- Interactive map of Vendôme

Restaurant information
- Head chef: Joachim Wissler [de]
- Pastry chef: Larissa Metz
- Rating: 2 Michelin stars
- Location: 51429 Kadettenstraße, Bergisch Gladbach, Germany
- Website: althoffcollection.com/de/althoff-grandhotel-schloss-bensberg/restaurant-vendome

= Vendôme (restaurant) =

Restaurant in Bergisch Gladbach, Germany

Vendôme is a Michelin 2-star restaurant in Bergisch Gladbach, near Cologne, Germany. The restaurant is led by chef de cuisine Joachim Wissler, and is part of the Grandhotel Schloss Bensberg.

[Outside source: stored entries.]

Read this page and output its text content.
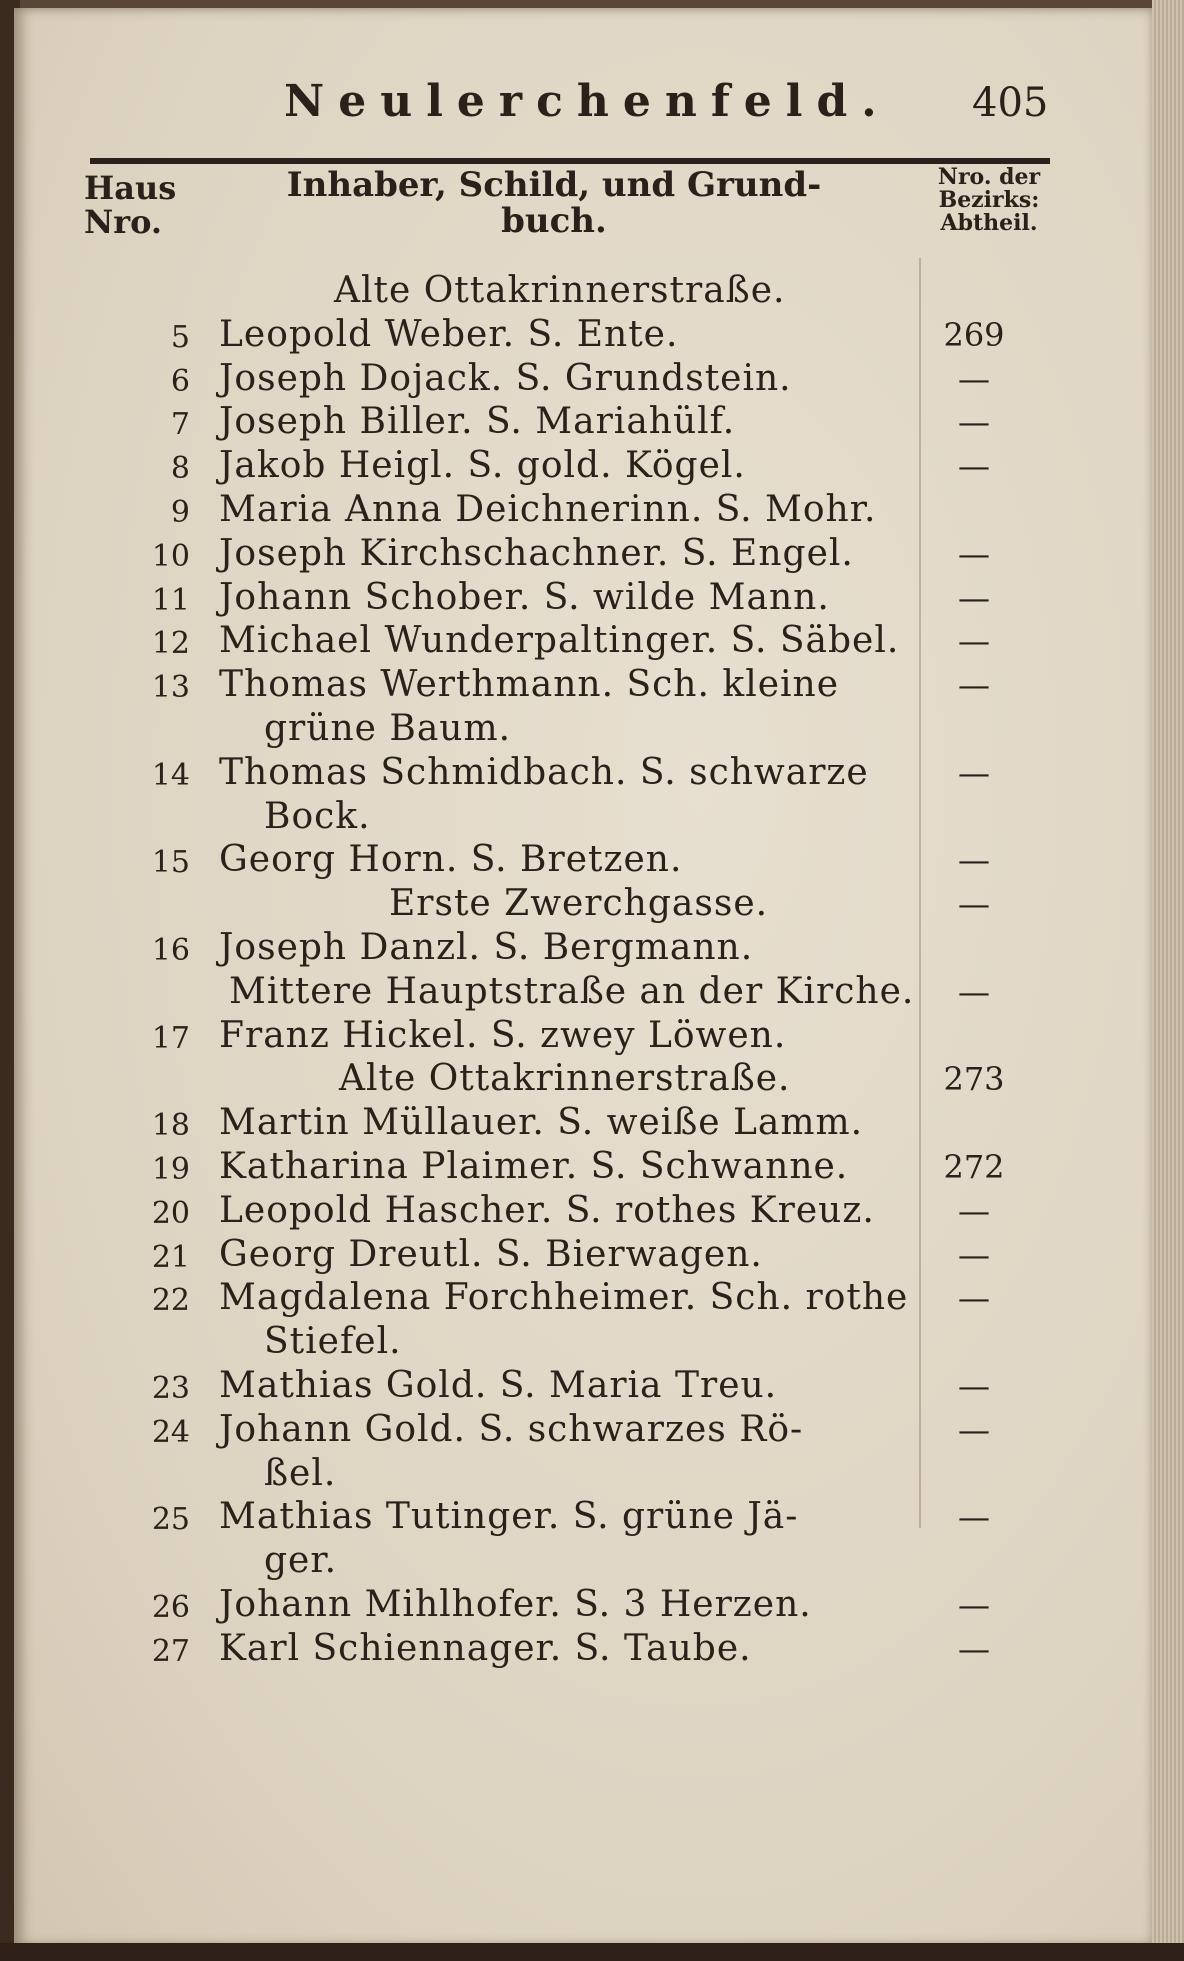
Neulerchenfeld. 405
Haus
Nro.
Inhaber, Schild, und Grund-
buch.
Nro. der
Bezirks:
Abtheil.
Alte Ottakrinnerstraße.
5 Leopold Weber. S. Ente.	269
6 Joseph Dojack. S. Grundstein.	—
7 Joseph Biller. S. Mariahülf.	—
8 Jakob Heigl. S. gold. Kögel.	—
9 Maria Anna Deichnerinn. S. Mohr.
10 Joseph Kirchschachner. S. Engel.	—
11 Johann Schober. S. wilde Mann.	—
12 Michael Wunderpaltinger. S. Säbel.	—
13 Thomas Werthmann. Sch. kleine	—
grüne Baum.
14 Thomas Schmidbach. S. schwarze	—
Bock.
15 Georg Horn. S. Bretzen.	—
Erste Zwerchgasse.	—
16 Joseph Danzl. S. Bergmann.
Mittere Hauptstraße an der Kirche.	—
17 Franz Hickel. S. zwey Löwen.
Alte Ottakrinnerstraße.	273
18 Martin Müllauer. S. weiße Lamm.
19 Katharina Plaimer. S. Schwanne.	272
20 Leopold Hascher. S. rothes Kreuz.	—
21 Georg Dreutl. S. Bierwagen.	—
22 Magdalena Forchheimer. Sch. rothe	—
Stiefel.
23 Mathias Gold. S. Maria Treu.	—
24 Johann Gold. S. schwarzes Rö-	—
ßel.
25 Mathias Tutinger. S. grüne Jä-	—
ger.
26 Johann Mihlhofer. S. 3 Herzen.	—
27 Karl Schiennager. S. Taube.	—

Under Wissler, Vendôme received its first Michelin star in 2001, a second in 2002 and finally the third in 2005, an award only given to "exceptional cuisine with distinctive dishes, precisely executed using superlative ingredients, and worth a special journey". Vendôme has consistently been ranked among The World's 50 Best Restaurants since 2008. It was voted 47th best in the world on Restaurant magazine's 2017 list, the highest ranked German restaurant of two on the list, the other being Tim Raue's restaurant currently ranked at number 48.